East Jefferson Fire Rescue conducted live training on an uninhabitable residential structure on Tuesday. Staging for exercises started about 8 a.m. Focused exercises took place in different sections of the house, one crew at a time, throughout the day.
In addition to the East Jefferson Fire Rescue’s (EJFR) two off-duty crews being onsite, two Navy fire crews participated in the training. The road leading up to the home, on the 1000 block of Umatilla Avenue, was cordoned off on either end. Small fires were set in different sections of the house by instructors, and dummy victims were placed for rescue, EJFR Fire Chief Bret Black said.

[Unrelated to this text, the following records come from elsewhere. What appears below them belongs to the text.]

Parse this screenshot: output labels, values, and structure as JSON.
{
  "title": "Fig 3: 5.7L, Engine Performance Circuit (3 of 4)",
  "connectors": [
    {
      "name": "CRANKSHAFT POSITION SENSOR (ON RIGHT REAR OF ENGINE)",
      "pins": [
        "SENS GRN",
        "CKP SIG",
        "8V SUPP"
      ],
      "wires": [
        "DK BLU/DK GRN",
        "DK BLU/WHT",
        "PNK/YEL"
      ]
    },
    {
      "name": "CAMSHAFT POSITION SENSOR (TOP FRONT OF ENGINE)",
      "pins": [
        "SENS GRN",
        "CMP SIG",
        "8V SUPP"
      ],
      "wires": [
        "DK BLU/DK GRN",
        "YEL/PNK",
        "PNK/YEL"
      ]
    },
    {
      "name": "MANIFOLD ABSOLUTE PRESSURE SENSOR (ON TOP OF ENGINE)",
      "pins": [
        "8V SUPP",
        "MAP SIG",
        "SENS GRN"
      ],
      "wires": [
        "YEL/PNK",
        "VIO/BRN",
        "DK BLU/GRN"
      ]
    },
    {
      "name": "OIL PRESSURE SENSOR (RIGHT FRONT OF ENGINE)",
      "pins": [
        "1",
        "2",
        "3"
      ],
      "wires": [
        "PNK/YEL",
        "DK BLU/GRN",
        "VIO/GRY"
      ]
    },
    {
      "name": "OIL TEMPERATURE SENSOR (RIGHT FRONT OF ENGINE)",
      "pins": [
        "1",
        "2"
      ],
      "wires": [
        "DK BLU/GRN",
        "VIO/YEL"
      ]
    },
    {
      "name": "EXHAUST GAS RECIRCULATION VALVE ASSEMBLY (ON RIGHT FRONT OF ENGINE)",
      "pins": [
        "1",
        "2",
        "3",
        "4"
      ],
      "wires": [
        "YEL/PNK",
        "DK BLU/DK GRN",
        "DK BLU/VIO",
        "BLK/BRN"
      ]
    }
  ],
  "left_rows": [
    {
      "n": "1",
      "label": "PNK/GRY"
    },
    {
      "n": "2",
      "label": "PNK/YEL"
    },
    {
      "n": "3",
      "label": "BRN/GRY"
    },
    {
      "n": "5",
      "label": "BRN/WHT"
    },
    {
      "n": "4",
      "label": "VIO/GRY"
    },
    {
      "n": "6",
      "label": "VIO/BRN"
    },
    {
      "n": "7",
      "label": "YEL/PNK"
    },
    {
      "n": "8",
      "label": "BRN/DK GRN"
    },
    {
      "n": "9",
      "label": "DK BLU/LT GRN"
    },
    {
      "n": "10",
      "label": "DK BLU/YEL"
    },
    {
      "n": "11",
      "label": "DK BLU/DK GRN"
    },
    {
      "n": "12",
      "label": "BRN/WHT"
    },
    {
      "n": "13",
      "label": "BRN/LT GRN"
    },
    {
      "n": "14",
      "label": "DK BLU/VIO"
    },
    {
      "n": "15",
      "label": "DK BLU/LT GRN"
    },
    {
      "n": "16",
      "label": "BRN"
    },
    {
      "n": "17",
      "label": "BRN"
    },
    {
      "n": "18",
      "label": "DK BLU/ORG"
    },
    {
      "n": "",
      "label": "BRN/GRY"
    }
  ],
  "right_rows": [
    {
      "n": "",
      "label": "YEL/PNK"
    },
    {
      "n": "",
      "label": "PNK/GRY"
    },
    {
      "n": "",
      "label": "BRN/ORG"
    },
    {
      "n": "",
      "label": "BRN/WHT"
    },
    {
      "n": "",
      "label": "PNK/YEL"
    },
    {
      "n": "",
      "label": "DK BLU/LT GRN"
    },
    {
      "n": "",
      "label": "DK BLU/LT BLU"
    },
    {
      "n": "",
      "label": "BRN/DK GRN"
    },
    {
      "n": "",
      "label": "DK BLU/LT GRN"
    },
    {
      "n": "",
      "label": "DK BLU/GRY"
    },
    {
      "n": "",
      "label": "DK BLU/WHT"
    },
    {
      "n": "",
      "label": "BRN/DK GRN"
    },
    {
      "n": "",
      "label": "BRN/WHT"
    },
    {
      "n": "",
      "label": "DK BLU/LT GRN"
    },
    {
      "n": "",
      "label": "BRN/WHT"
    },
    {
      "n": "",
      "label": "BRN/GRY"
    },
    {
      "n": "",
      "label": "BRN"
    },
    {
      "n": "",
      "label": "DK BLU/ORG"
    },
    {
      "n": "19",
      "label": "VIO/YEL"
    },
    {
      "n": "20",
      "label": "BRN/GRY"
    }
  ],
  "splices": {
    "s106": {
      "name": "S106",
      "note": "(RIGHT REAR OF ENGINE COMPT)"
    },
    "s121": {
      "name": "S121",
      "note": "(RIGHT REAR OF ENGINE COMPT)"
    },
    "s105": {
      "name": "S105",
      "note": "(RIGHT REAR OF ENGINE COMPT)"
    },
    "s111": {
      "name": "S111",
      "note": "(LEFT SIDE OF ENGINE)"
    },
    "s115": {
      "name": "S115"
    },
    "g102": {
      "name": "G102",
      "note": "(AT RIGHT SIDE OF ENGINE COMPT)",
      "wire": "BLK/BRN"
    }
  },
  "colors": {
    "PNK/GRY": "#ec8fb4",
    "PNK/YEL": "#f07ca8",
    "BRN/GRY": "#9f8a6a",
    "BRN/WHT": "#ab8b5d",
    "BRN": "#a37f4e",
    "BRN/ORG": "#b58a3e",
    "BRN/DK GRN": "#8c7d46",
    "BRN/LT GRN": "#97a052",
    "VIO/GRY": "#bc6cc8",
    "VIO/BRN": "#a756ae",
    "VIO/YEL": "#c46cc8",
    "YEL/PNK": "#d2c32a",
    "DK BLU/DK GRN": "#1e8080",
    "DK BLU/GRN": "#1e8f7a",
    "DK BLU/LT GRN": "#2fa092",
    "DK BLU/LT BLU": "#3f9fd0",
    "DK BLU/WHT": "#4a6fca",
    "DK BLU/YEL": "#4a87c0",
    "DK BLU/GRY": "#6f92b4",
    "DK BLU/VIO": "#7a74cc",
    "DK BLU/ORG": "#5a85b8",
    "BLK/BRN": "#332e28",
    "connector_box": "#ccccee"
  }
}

“Their objective is to find the victim to put the fire out and communicate with command,” Black said. “We have a very choreographed and scripted process of how we do that. It’s about fine-tuning our craft of that communication, the tactics.” Coordinating the movement of fire hoses as a team takes practice. They are heavy, a hundred PSI or more, a couple hundred gallons a minute, Black said.
As crews entered the home, black smoke billowed into the sky before settling over the Port Townsend residential neighborhood. Crews spent five to 10 minutes at a time in the home, which lacked visibility, Black said. “We’re practicing using our thermal imagers,” he continued. “They do know the layout, that’s the law. They don’t know where the fire is.”